第42章 署名权归零时刻(第2页)
刚过转角,一股浓郁的泥土腥气混杂着草木味扑面而来。
“江大夫!”
一个穿着起球毛衣、皮肤黝黑的汉子猛地从长椅上站起来,动作太大,差点撞翻脚边的一个粗陶罐子。
是马志强。
半个月前,他父亲因为不明原因腹痛被当作神经官能症推诿了三个科室,最后是江叙在急诊分诊台,仅凭病人走路时右腿极其细微的拖拽姿态,断定是极罕见的腹膜后血肿压迫神经,强行要把人留下来做增强CT,这才救回一条命。
“俺爸能下地了。”马志强搓着满是老茧的手,局促地笑着,“城里大医院规矩多,俺知道不能送红包。这是俺自个儿进山采的野茶,不值钱,就是……就是想让你尝尝味儿。”
江叙低头看着那个还在渗着水珠的陶罐,里面是几把甚至还没杀青的粗茶。
按照规定,医生不能收受患者任何物品。
但他看着马志强那双因为常年劳作而指节变形的手,以及眼中那种如果不收下就会让他惶恐不安的期盼。
“茶不错。

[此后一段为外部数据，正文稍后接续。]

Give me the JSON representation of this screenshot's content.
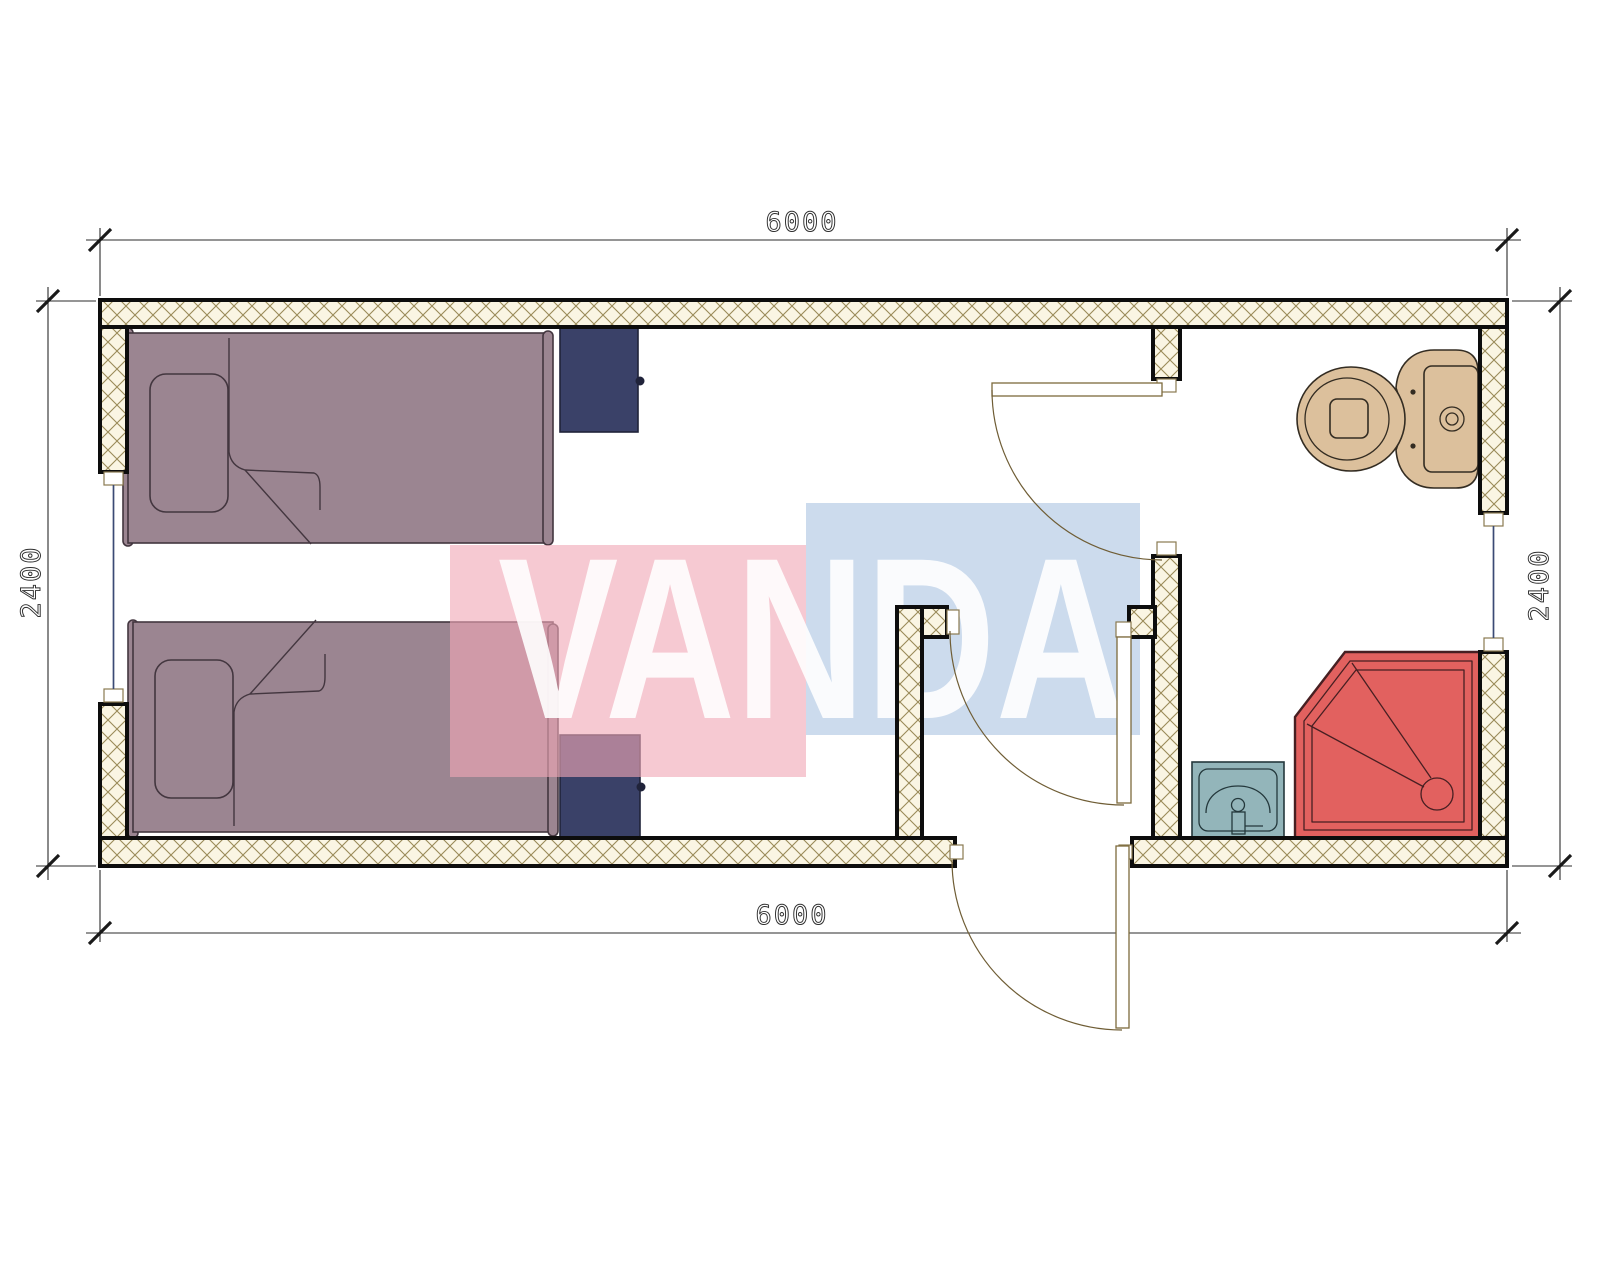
{
  "watermark": {
    "text": "VANDA",
    "red_color": "#f0a8b6",
    "blue_color": "#b9cde6",
    "text_color": "#ffffff"
  },
  "dimensions": {
    "top": "6000",
    "bottom": "6000",
    "left": "2400",
    "right": "2400"
  },
  "colors": {
    "bed": "#9b8591",
    "nightstand": "#3a4168",
    "toilet": "#dcc09c",
    "shower": "#e2615f",
    "sink": "#93b5ba",
    "wall_line": "#0d0d0d",
    "hatch_background": "#faf5e3",
    "hatch_line": "#9a8a58",
    "door_line": "#7d6a3c",
    "window_line": "#3b4a75"
  }
}
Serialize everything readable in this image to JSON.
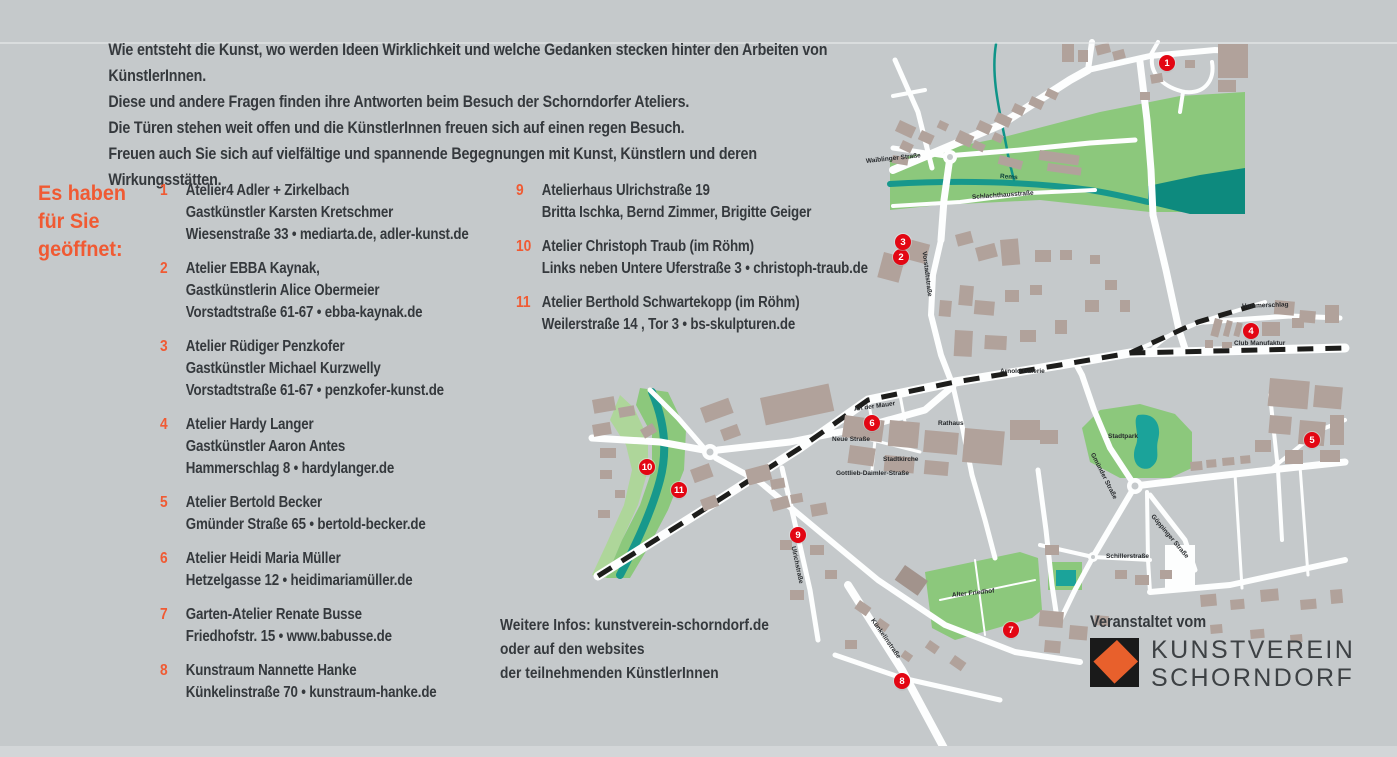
{
  "intro": {
    "text": "Wie entsteht die Kunst, wo werden Ideen Wirklichkeit und welche Gedanken stecken hinter den Arbeiten von KünstlerInnen.\nDiese und andere Fragen finden ihre Antworten beim Besuch der Schorndorfer Ateliers.\nDie Türen stehen weit offen und die KünstlerInnen freuen sich auf einen regen Besuch.\nFreuen auch Sie sich auf vielfältige und spannende Begegnungen mit Kunst, Künstlern und deren Wirkungsstätten."
  },
  "directory": {
    "heading": "Es haben\nfür Sie\ngeöffnet:",
    "items": [
      {
        "num": "1",
        "text": "Atelier4 Adler + Zirkelbach\nGastkünstler Karsten Kretschmer\nWiesenstraße 33 • mediarta.de, adler-kunst.de"
      },
      {
        "num": "2",
        "text": "Atelier EBBA Kaynak,\nGastkünstlerin Alice Obermeier\nVorstadtstraße 61-67 • ebba-kaynak.de"
      },
      {
        "num": "3",
        "text": "Atelier Rüdiger Penzkofer\nGastkünstler Michael Kurzwelly\nVorstadtstraße 61-67 • penzkofer-kunst.de"
      },
      {
        "num": "4",
        "text": "Atelier Hardy Langer\nGastkünstler Aaron Antes\nHammerschlag 8 • hardylanger.de"
      },
      {
        "num": "5",
        "text": "Atelier Bertold Becker\nGmünder Straße 65 • bertold-becker.de"
      },
      {
        "num": "6",
        "text": "Atelier Heidi Maria Müller\nHetzelgasse 12 • heidimariamüller.de"
      },
      {
        "num": "7",
        "text": "Garten-Atelier Renate Busse\nFriedhofstr. 15 • www.babusse.de"
      },
      {
        "num": "8",
        "text": "Kunstraum Nannette Hanke\nKünkelinstraße 70 • kunstraum-hanke.de"
      },
      {
        "num": "9",
        "text": "Atelierhaus Ulrichstraße 19\nBritta Ischka, Bernd Zimmer, Brigitte Geiger"
      },
      {
        "num": "10",
        "text": "Atelier Christoph Traub (im Röhm)\nLinks neben Untere Uferstraße 3 • christoph-traub.de"
      },
      {
        "num": "11",
        "text": "Atelier Berthold Schwartekopp (im Röhm)\nWeilerstraße 14 , Tor 3 • bs-skulpturen.de"
      }
    ]
  },
  "info": {
    "text": "Weitere Infos: kunstverein-schorndorf.de\noder auf den websites\nder teilnehmenden KünstlerInnen"
  },
  "organizer": {
    "label": "Veranstaltet vom",
    "logo_line1": "KUNSTVEREIN",
    "logo_line2": "SCHORNDORF"
  },
  "map": {
    "markers": [
      "1",
      "2",
      "3",
      "4",
      "5",
      "6",
      "7",
      "8",
      "9",
      "10",
      "11"
    ],
    "labels": [
      "Waiblinger Straße",
      "Rems",
      "Schlachthausstraße",
      "Vorstadtstraße",
      "Arnold Galerie",
      "An der Mauer",
      "Neue Straße",
      "Rathaus",
      "Stadtkirche",
      "Gottlieb-Daimler-Straße",
      "Ulrichstraße",
      "Künkelinstraße",
      "Alter Friedhof",
      "Stadtpark",
      "Gmünder Straße",
      "Schillerstraße",
      "Göppinger Straße",
      "Club Manufaktur",
      "Hammerschlag"
    ]
  },
  "colors": {
    "background": "#c5c9cb",
    "accent_orange": "#f05a33",
    "marker_red": "#e30613",
    "park_green": "#8cc87c",
    "river_teal": "#17988c",
    "building_taupe": "#b1a29b",
    "railway_black": "#1d1d1b",
    "text_dark": "#35393d"
  }
}
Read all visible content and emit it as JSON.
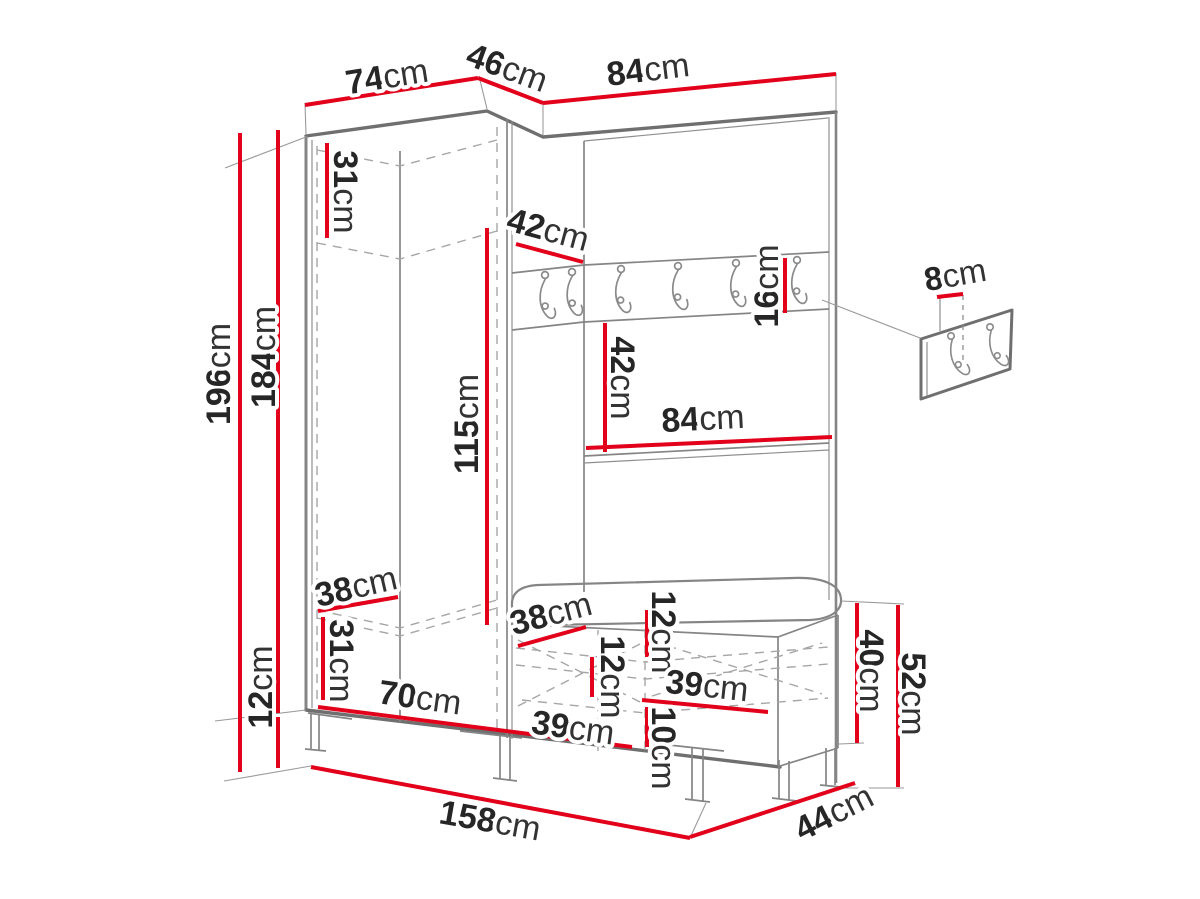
{
  "colors": {
    "dimension_red": "#e2001a",
    "drawing_gray": "#858585",
    "outline_gray": "#6f6f6f",
    "dashed_gray": "#a6a6a6",
    "label_dark": "#262626",
    "background": "#ffffff"
  },
  "dimensions": {
    "wardrobe_width_top": {
      "v": "74",
      "u": "cm"
    },
    "corner_width_top": {
      "v": "46",
      "u": "cm"
    },
    "panel_width_top": {
      "v": "84",
      "u": "cm"
    },
    "top_shelf_height": {
      "v": "31",
      "u": "cm"
    },
    "corner_shelf_depth": {
      "v": "42",
      "u": "cm"
    },
    "hook_rail_height": {
      "v": "16",
      "u": "cm"
    },
    "hook_panel_height": {
      "v": "8",
      "u": "cm"
    },
    "total_height": {
      "v": "196",
      "u": "cm"
    },
    "cabinet_height": {
      "v": "184",
      "u": "cm"
    },
    "hanging_space_height": {
      "v": "115",
      "u": "cm"
    },
    "open_shelf_height": {
      "v": "42",
      "u": "cm"
    },
    "shelf_width": {
      "v": "84",
      "u": "cm"
    },
    "wardrobe_depth": {
      "v": "38",
      "u": "cm"
    },
    "bottom_shelf_height": {
      "v": "31",
      "u": "cm"
    },
    "wardrobe_inner_width": {
      "v": "70",
      "u": "cm"
    },
    "leg_height": {
      "v": "12",
      "u": "cm"
    },
    "bench_inner_depth": {
      "v": "38",
      "u": "cm"
    },
    "seat_height": {
      "v": "12",
      "u": "cm"
    },
    "drawer_front_height": {
      "v": "12",
      "u": "cm"
    },
    "drawer_width_right": {
      "v": "39",
      "u": "cm"
    },
    "drawer_lower_height": {
      "v": "10",
      "u": "cm"
    },
    "drawer_width_left": {
      "v": "39",
      "u": "cm"
    },
    "bench_body_height": {
      "v": "40",
      "u": "cm"
    },
    "bench_total_height": {
      "v": "52",
      "u": "cm"
    },
    "bench_depth": {
      "v": "44",
      "u": "cm"
    },
    "total_width": {
      "v": "158",
      "u": "cm"
    }
  }
}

”江叙伸出手,稳稳地接过了那个沉重的陶罐。
马志强眼里的光瞬间亮了起来。
几分钟后,急诊科新设立的“青年创新小组”活动室一角,多了一个贴着标签的陶罐。
标签上是江叙的字迹:【患者赠·勿私取·共享区】。
午后的阳光透过百叶窗洒在陶罐粗糙的釉面上,那一抹来自大山的暗绿,在一堆精密冰冷的医疗仪器间显得格外有生气。
下午四点,行政楼三楼传来一阵**。
江叙抱着一摞病历路过纪检办公室时,厚重的隔音门并没有完全关严。
“这就是过河拆桥!如果不是为了帮秦院长冲那个重点学科的指标,我会去动原始数据吗?!”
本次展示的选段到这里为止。